In these areas where people were increasingly marginalised they began to try and find ways to get by to devise their own economic development strategy which often involved engaging in a range of illegal or informal activities but that increasingly became the case in much of the formal economy because its countries were competing for investment then they often lowered the already relatively low levels of regulation around the labour market, around the environment and health and safety and so on, but then in turn often turned a blind eye to the fact that those regulations themselves were ignored and transgressed as they were competing for, on the one hand workers competing for jobs and on the other hand countries competing for investment. So as part of this emergence of the rise in powers and this change in this new neo-liberalised international division of labour increasingly the illegal and the legal became formally, became tied in a sort of symbiotic relationships in ways that they hadn’t been before and of course there has always been illegality in the capitalist economy and that wasn’t new, but what was new was the extent of this and the extent to which in a whole range of ways from illegality in production to money laundering and the recycling of the proceeds from the illegal economy back into the legal economy, this took on a new not just quantitative, but qualitative significance so that what we, the end product of this was a very, very different and in some ways more fragile form of global economy in which the rising powers are certainly an important part, the question in a way is how long this particular geography of the global economy will be sustainable and will continue.
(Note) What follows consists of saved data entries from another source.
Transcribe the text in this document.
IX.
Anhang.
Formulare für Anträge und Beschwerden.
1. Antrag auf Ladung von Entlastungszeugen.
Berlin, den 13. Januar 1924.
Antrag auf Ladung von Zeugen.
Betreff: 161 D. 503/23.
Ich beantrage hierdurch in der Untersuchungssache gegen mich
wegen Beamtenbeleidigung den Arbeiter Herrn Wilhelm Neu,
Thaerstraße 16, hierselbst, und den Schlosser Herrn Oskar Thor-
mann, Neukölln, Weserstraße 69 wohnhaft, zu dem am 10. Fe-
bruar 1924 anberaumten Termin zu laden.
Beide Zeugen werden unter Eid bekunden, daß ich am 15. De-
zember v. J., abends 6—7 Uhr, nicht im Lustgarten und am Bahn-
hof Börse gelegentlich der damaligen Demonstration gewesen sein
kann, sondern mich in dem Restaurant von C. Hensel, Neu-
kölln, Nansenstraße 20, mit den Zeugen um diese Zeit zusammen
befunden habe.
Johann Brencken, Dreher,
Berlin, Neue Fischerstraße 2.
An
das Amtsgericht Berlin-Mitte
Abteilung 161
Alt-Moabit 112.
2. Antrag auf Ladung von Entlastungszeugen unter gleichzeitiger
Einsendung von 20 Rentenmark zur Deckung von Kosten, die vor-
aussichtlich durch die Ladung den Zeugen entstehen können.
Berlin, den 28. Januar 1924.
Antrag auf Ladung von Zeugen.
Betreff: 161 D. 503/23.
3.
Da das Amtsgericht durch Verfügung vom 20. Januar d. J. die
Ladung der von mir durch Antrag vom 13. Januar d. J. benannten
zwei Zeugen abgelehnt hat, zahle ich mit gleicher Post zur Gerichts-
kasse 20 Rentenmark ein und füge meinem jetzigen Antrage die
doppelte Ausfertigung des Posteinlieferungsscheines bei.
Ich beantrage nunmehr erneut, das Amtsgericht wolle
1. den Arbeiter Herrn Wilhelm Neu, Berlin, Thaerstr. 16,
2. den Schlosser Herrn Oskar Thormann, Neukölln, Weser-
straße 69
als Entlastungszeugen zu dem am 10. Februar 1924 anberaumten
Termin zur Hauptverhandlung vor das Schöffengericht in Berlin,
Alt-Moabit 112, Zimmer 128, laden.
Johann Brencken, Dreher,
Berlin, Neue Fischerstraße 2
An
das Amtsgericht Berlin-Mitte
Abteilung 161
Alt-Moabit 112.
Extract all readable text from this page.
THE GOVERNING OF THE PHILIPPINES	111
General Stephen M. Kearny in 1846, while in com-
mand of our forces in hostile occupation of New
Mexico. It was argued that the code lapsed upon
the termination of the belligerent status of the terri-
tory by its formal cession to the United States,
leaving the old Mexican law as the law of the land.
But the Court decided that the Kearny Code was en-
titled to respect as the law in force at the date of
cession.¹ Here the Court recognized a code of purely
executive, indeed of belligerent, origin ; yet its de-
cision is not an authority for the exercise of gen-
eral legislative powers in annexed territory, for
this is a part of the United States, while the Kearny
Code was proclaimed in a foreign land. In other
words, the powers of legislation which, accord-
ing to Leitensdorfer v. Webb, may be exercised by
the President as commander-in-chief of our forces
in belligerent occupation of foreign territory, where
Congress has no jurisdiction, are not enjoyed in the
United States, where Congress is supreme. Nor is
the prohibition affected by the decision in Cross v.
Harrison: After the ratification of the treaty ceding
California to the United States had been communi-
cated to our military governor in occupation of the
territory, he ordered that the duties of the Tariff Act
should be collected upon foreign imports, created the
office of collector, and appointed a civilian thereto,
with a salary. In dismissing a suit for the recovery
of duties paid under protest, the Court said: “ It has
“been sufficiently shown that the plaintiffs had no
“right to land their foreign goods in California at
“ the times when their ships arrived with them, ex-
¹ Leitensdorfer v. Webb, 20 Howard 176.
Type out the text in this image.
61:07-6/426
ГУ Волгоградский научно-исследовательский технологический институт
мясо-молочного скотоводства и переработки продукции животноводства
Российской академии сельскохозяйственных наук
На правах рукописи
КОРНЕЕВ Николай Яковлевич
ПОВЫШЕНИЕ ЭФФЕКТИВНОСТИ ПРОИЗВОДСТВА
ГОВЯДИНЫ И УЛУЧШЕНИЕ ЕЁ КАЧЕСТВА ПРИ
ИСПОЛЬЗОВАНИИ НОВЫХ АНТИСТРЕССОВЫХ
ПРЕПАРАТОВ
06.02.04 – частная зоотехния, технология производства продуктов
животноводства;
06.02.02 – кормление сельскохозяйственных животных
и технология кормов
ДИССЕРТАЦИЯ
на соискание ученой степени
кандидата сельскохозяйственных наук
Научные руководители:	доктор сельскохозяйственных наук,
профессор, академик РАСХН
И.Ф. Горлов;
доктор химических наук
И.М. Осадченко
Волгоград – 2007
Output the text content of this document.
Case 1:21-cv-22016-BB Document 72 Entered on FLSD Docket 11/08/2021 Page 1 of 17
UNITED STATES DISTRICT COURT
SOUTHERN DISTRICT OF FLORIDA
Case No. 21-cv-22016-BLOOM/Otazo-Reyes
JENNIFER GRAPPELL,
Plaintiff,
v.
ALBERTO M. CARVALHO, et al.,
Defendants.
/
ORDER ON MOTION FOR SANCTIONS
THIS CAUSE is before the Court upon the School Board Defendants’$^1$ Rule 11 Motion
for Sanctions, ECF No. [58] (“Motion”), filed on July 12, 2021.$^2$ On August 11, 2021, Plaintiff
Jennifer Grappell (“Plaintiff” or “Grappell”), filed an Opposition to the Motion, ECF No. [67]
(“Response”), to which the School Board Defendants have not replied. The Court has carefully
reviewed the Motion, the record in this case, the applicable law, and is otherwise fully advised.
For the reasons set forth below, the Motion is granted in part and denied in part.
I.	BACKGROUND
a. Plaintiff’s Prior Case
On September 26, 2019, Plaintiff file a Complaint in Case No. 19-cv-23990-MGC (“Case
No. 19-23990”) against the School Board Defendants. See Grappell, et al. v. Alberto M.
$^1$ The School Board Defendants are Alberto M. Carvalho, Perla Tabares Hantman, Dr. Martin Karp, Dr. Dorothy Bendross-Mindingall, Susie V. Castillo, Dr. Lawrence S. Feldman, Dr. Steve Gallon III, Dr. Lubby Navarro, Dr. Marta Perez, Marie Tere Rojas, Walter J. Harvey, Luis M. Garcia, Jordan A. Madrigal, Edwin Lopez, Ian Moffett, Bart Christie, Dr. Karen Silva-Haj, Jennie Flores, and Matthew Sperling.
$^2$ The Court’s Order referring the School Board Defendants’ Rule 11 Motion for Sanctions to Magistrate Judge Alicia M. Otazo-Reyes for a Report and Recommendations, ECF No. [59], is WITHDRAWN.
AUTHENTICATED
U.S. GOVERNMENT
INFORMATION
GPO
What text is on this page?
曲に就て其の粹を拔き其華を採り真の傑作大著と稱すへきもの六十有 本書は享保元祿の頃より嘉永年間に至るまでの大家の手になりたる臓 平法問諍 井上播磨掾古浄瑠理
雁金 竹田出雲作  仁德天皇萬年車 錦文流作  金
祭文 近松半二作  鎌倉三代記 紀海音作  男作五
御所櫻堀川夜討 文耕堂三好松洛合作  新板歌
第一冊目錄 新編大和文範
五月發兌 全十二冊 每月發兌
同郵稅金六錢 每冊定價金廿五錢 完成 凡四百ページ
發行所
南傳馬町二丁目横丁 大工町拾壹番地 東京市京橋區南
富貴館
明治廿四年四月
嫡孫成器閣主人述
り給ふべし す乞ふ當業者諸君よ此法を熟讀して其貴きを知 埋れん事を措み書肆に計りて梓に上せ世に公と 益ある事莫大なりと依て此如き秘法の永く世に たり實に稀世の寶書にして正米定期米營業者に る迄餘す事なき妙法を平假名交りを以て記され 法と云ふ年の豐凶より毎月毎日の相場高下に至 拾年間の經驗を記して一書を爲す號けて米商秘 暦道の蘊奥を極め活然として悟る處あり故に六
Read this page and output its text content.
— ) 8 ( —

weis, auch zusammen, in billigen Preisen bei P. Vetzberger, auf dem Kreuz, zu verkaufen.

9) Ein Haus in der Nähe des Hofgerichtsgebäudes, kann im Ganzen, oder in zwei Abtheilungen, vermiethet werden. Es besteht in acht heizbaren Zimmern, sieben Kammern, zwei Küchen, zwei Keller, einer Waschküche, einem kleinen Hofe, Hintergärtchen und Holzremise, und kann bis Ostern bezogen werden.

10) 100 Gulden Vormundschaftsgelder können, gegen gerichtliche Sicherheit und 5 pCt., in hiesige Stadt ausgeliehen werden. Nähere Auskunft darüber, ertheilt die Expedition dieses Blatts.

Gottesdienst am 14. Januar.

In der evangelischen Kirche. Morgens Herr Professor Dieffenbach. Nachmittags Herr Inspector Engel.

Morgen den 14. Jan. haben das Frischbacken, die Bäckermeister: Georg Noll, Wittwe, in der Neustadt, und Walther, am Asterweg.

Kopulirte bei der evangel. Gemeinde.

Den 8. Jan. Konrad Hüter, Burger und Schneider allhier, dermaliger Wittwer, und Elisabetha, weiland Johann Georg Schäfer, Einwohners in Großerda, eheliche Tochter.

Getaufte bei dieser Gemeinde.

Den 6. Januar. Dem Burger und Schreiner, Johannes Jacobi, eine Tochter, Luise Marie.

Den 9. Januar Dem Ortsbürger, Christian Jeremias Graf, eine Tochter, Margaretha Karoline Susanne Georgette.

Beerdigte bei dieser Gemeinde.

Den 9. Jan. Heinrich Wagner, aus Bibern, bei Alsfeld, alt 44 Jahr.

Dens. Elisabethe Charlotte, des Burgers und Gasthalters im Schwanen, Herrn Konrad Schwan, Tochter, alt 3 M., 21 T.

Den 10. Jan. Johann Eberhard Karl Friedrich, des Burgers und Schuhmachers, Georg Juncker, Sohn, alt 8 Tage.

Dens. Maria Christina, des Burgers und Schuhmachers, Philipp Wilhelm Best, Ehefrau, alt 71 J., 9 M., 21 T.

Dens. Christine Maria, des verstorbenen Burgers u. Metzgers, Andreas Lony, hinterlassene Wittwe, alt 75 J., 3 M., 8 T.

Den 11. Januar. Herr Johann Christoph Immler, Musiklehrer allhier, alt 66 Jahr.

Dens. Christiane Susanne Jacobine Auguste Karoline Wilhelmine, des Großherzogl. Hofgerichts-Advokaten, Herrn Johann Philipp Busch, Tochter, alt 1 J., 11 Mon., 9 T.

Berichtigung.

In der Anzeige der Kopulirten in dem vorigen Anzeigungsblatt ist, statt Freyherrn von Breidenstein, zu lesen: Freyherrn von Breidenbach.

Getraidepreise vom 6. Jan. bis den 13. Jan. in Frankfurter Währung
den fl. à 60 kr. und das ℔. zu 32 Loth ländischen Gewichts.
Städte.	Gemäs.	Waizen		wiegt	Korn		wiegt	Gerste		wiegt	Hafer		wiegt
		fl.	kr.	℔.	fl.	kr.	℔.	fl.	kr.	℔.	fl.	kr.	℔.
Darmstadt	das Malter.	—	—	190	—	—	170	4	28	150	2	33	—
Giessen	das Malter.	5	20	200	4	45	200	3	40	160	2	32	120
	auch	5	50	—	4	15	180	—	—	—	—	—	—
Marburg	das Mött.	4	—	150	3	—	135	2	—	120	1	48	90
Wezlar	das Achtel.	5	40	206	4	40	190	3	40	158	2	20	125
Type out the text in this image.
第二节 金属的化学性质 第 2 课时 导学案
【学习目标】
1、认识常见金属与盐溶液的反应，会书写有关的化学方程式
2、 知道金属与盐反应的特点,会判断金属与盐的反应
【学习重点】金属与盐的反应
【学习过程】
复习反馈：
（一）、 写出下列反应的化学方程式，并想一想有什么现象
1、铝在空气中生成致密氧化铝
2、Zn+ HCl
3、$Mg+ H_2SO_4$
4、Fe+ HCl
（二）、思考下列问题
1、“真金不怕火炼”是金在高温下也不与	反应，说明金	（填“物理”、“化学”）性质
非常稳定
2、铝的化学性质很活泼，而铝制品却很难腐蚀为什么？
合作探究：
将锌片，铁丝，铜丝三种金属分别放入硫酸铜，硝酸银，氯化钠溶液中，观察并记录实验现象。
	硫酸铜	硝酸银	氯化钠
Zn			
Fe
I’d just like to say a few words about how this, the content of this paper relates to the new Area Development & Policy Journal, because I think this is filling a very important gap in the academic literature around uneven development. The whole point about this new journal is it actually almost takes its point of departure as the significance of the changes that have been taking place in the South, in the rise of China, in the rise of India and so on, and seeks to explore in a whole range of ways - in terms of economic development, in terms of environmental sustainability, in terms of social sustainability and I guess the politics of the whole process, seeks to explore this and encourages people who are working in those areas to actually think about writing accounts, the costs of the conventional boundaries that seek to hook up what is happening in the South and in the North, to hook up developments at different spatial scales as this new geography of uneven development is unravelling and unfolding.